Ancelotti contro Klopp è un confronto generazionale
Da un lato l’allenatore del Real Madrid, schivo e meditativo, dall’altro quello del Liverpool, estroverso e rock’n roll
26 Maggio 2022
Vedere Carlo Ancelotti e Jurgen Klopp sfidarsi in una finale di Champions League - stasera 28 maggio a Parigi -, in periodo di confronti e discorsi generazionali, può simboleggiare l’ennesima opposizione tra mondi diversi. Da un lato l’allenatore del Real Madrid, dall’altro quello del Liverpool, due figure in ogni senso diverse. Perché Ancelotti è un allenatore d’altri tempi: aggiornato, metodico, rigoroso, ma sempre con fascino antistorico rispetto alle icone che siamo abituati a vedere adesso sulle panchine. E per questo il confronto (anche lifestyle) con Klopp ci affascina. Rappresentano due scuole di pensiero antitetiche e, soprattutto, professionisti che appartengono a due diverse epoche storiche.
Per uno come Klopp, oggi, anche non vincendo, è più facile finire sulle prime pagine. Perché Klopp è scenico, ha battezzato il suo stile con il tech-code delle tute, prima New Balance e poi Nike, e gli occhiali Ma più di tutti, ha fatto del suo spirito - rock’n roll, per citare le definizioni che ne venivano date ai tempi del Borussia - un brand. Come Guardiola e il Cholo, Klopp è un brand di se stesso che ha come prodotto un certo tipo di calcio, cui la sua barba e gli occhiali tondi sono il primo veicolo di marketing, insieme con una certa retorica. Per quanto sia riservato, il suo status lifestyle è etichettabile come pochi fra i suoi colleghi. L’allenatore tedesco rappresenta quella categoria di laptop trainer che oggi è così comune, ma che dieci anni fa non era neanche ammessa a bordo campo. In questo Klopp è stato precursore prima e totem poi, ed è per ciò che oggi ha una fanbase personale così estesa e rispettosa della sua figura.

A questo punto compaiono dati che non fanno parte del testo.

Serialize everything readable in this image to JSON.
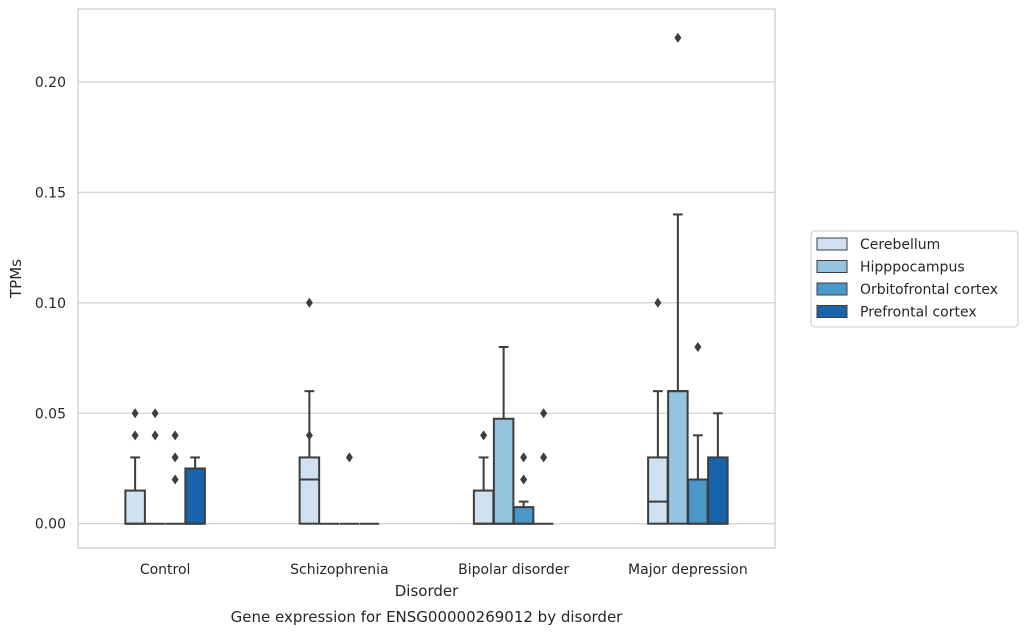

Per intendersi, come tutti i radicali anche l’allenatore tedesco ha la sua quota di sostenitori quanto di detrattori, ma nessuno può negare la sua riconoscibilità, sia per lo stile calcistico, sia per quello nel vestiario. In Klopp possiamo vedere la riflessione di molti allenatori giovani, di quelli che ci tengono ad avere uno stile e si affidano alla tecnologia attraverso la quale, spregiudicati, portano avanti la propria teoria.
Il calcio di oggi è sicuramente più complementare a Klopp che a Ancelotti, ma il secondo ha quella strana aura intorno alla sua panchina che, visti i risultati, è difficile da definire come sfavorito. Prima del Real, Ancelotti in effetti sembrava esser stato messo da parte dalla geografia calcistica internazionale dopo le avventure poco sexy con Napoli e Everton. Invece, due anni dopo, si ritrova in finale di Champions league e campione de LaLiga, festeggiata con la solita classe come dimostra la foto con il sigaro che ha fatto il giro del mondo.
Come ha detto di recente Allegri: “Carlo (Ancelotti, ndr) è un allenatore classico, non passa mai di moda. Come il vestito blu o il vestito grigio”. Ancelotti, sul fascino del saggio, dell’esperto, ha costruito il suo personaggio attuale ricalcando un topos antico quanto il calcio stesso. Ma proprio per la sua attitudine non può essere un role model, perché appartiene a un modo di pensare il calcio che raramente si incontra più oggigiorno. Ma è proprio perché è un vincente come pochi, attraverso il suo stile casalingo e meditativo, che fa paura più di tutti. Ancelotti un boomer e Klopp un millennials? Forse. Di sicuro c’è solo che sono due fenomeni del proprio settore.